Description
This alert is triggered when the observer process on an OBServer does not exist.
Principle
| Parameter | Value |
|---|---|
| Metric | observer_process_exists |
| Source | This metric is a basic host monitoring metric. To check whether any observer process exists, you can run ps -ef|grep -w observer|grep -v grep|wc -l to return the number of observer processes in the system. |
| Collected metric | process_exists |
| Metric expression | min(process_exists{name="observer",@LABELS}) by (@GBLABELS) |
| Collection cycle | 1 second |
Alert rule
| Metric expression | Metric description | Default threshold | Detection cycle | Elimination cycle |
|---|---|---|---|---|
| observer_process_exists == 0 | 0 | 10 seconds | 5 minutes |
Alert information
| Trigger method | Alert level | Scope |
|---|---|---|
| Based on the expression of the metric | Critical | Server |
Alert templates
- Overview
- Template: ${alarm_target} ${alarm_name}
- Example: ob_cluster=obcluster-1631964370:svr_ip=192.168.0.1 os_observer_not_exist
- Details
- Template: Cluster: ${ob_cluster_name}, host: ${svr_ip}, alert: os_observer_not_exist.
- Example: Cluster: obcluster, host: 192.168.0.1, alert: os_observer_not_exist.
Impact on the system
- For a single-replica system, system services will be unavailable if the observer process does not exist.
- For a multi-replica OceanBase cluster, the availability of the cluster may decrease if the observer process on an OBServer does not exist.
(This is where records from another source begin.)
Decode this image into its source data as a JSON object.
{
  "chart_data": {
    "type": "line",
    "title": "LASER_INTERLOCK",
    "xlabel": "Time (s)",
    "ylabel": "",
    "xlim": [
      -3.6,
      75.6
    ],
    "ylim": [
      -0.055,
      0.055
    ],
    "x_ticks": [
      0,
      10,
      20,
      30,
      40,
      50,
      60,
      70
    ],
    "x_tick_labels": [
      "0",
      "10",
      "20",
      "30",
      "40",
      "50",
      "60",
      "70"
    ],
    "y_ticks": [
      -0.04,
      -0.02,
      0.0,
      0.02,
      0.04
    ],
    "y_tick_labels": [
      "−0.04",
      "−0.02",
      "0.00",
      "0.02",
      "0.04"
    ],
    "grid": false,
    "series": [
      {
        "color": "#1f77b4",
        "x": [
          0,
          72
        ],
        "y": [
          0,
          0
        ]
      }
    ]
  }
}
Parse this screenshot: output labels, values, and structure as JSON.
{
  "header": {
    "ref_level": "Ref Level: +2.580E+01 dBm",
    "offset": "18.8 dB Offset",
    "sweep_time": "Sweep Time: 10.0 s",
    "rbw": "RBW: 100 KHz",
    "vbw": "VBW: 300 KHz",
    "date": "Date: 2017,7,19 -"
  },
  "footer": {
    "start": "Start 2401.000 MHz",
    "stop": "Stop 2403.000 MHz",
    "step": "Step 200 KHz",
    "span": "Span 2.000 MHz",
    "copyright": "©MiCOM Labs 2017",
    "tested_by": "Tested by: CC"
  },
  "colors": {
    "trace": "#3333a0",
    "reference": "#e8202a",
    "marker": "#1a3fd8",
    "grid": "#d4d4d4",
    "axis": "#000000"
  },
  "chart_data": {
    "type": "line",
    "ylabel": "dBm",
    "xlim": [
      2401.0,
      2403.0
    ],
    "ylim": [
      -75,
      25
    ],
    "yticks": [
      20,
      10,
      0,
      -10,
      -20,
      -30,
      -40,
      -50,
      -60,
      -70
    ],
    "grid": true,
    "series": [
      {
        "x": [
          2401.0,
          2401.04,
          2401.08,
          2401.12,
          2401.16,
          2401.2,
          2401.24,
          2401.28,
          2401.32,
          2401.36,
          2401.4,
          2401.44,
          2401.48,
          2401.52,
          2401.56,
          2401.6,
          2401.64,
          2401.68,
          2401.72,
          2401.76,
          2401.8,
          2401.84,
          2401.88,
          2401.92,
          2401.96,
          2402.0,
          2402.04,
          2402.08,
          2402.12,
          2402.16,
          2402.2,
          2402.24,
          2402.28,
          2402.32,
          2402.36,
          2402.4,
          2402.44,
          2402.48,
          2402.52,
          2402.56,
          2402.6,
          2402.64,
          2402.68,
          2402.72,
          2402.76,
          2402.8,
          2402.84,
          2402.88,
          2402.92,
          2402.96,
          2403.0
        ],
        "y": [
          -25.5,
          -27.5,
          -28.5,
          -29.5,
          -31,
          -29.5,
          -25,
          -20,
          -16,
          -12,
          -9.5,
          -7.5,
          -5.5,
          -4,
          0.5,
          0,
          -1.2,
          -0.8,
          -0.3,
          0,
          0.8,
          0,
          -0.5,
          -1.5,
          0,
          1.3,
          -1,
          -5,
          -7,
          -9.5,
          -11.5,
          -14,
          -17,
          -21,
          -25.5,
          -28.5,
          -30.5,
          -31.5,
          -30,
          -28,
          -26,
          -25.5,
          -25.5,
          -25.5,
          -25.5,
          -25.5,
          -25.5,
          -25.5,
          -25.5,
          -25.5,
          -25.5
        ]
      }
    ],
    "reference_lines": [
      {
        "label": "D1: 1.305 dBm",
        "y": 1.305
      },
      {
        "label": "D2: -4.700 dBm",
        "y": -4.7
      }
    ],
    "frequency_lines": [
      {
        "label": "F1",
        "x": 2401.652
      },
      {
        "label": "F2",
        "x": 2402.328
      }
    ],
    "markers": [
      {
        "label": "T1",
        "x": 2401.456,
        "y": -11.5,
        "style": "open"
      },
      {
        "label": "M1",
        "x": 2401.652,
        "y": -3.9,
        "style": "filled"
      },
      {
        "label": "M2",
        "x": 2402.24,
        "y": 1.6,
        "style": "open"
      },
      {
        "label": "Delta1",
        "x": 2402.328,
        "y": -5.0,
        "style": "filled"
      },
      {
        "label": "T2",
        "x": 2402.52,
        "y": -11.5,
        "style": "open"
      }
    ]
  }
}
For example, the number of zones changes from 3 to 2, or the number of Internet Data Centers (IDCs) in the same region changes from 3 to 2.
Possible causes
The faulty OBServer is restarted accidentally. For example, the observer process is killed when the system resources are insufficient.
Suggested solutions
Check whether the basic monitoring metrics of the host, such as the memory usage, CPU utilization, load, and disk usage, are as expected.
Check whether a large number of ERROR logs exist in the run logs of the OBServer.
tail -10000 /home/admin/oceanbase/log/observer.log.wf | grep ERROR | wc -lIf yes, contact Technical Support.
Check the OS logs. Search for the keyword "error" in the
/var/log/messageslog file and check the returned information.